Which replica will be accessed during a failover?
When accessing a database that is, for some reason, not available at that moment, the “Cluster Manager” looks in the “Cluster Database Directory” for a replica of that database. To find the replica, the “Cluster Manager” looks for a database that has the same replica ID as the original database. If there are several databases on another server with the same replica ID, the “Cluster Manager” assumes that selective replication is used to replicate these databases as well. To be sure it fails to the correct replica, the “Cluster Manager” selects a replica that has the same path as the original database.

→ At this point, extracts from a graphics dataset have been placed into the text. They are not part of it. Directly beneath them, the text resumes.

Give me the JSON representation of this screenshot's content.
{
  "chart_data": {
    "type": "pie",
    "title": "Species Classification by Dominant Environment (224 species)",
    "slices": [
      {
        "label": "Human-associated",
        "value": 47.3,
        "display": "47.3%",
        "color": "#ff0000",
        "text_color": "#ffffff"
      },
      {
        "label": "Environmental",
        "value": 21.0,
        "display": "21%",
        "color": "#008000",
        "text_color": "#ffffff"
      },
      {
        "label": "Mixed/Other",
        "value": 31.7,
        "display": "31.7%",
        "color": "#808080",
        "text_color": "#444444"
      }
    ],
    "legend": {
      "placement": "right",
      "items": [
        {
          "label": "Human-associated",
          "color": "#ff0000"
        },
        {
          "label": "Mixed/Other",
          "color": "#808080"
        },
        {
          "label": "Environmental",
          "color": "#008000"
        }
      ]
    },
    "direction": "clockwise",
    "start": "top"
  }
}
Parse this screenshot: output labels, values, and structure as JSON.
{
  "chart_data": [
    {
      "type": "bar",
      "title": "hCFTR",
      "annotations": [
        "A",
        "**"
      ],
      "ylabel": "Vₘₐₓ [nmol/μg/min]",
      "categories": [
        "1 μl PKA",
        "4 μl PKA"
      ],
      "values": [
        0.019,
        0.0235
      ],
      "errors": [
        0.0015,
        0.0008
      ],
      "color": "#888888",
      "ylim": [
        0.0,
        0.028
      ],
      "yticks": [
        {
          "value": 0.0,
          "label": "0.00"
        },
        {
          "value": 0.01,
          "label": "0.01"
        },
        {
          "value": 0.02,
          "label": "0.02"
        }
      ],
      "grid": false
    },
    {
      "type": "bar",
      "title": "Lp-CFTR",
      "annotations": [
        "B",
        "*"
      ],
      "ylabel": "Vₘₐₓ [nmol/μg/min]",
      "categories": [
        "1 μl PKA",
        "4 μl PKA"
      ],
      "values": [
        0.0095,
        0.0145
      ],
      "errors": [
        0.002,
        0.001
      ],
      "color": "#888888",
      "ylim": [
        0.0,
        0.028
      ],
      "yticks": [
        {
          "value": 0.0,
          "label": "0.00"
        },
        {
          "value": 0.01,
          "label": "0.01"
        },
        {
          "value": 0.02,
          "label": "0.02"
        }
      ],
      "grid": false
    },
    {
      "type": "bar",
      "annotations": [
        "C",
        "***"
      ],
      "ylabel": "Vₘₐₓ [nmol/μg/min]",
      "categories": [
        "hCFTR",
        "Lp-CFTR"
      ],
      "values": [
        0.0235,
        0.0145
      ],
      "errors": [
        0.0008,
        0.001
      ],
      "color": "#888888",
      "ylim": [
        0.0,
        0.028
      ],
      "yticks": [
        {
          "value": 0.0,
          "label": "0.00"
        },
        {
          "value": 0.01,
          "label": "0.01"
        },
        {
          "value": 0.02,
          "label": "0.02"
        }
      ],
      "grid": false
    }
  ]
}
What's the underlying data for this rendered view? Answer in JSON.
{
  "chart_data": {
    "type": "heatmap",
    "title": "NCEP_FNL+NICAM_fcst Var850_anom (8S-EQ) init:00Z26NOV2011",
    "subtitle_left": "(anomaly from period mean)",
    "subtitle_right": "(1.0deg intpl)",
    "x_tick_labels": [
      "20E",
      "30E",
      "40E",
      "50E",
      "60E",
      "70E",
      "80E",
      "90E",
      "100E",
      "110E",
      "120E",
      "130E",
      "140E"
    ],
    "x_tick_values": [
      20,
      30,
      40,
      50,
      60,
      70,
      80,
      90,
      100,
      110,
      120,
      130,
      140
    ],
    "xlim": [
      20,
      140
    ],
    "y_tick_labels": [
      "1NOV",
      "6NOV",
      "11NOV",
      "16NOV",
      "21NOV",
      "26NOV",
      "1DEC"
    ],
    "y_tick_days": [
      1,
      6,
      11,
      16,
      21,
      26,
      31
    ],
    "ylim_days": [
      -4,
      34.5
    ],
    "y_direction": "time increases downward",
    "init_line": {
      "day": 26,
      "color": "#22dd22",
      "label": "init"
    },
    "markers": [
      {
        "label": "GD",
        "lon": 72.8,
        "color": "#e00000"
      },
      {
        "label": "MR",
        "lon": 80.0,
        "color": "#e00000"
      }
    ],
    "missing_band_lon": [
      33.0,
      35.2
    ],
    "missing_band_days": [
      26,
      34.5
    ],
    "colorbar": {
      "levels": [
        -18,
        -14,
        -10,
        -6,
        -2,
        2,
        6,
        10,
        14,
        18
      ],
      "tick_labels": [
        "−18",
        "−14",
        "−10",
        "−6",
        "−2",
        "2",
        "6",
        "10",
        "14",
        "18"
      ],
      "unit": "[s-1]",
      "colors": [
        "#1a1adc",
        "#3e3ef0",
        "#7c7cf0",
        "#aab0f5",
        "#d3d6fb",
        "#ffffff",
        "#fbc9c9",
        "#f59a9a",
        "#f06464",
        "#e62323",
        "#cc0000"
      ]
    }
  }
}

How does cluster replication work?
There are huge differences in the typical “schedule driver” replication between databases and servers not in a cluster, and what we might call “even-driven” replication between servers and databases in clusters. There is a special task on servers in the cluster, called “Cluster Replicator” that is responsible for replication being performed between the databases. When a cluster replicator learns of a change to a database, it immediately pushes that change to all other replicas in the cluster. All replication events are stored in memory, and if a destination server is not available, the “Cluster Replicator” continues to store these events in memory until the destination server becomes available. Another very important thing is that the “Cluster Replicator” leaves the processing of replication formulas to the standard replicator. Because these formulas can use a lot of processing power, they are not processed by the “Cluster Replicator” in order to minimize the overhead of using cluster replication. If you use selective replication, a database might temporarily include documents that do not match the selection formula. Domino deletes these documents when you run standard replication. Another thing the “Cluster Replicator” ignores, is the advanced panel in the replication settings dialog box. Therefore, you cannot disable the replication of specific elements of a database, such as ACL and design elements. The Cluster Replicator always attempts to make all replicas identical, so that users who fail over do not notice that they failed over.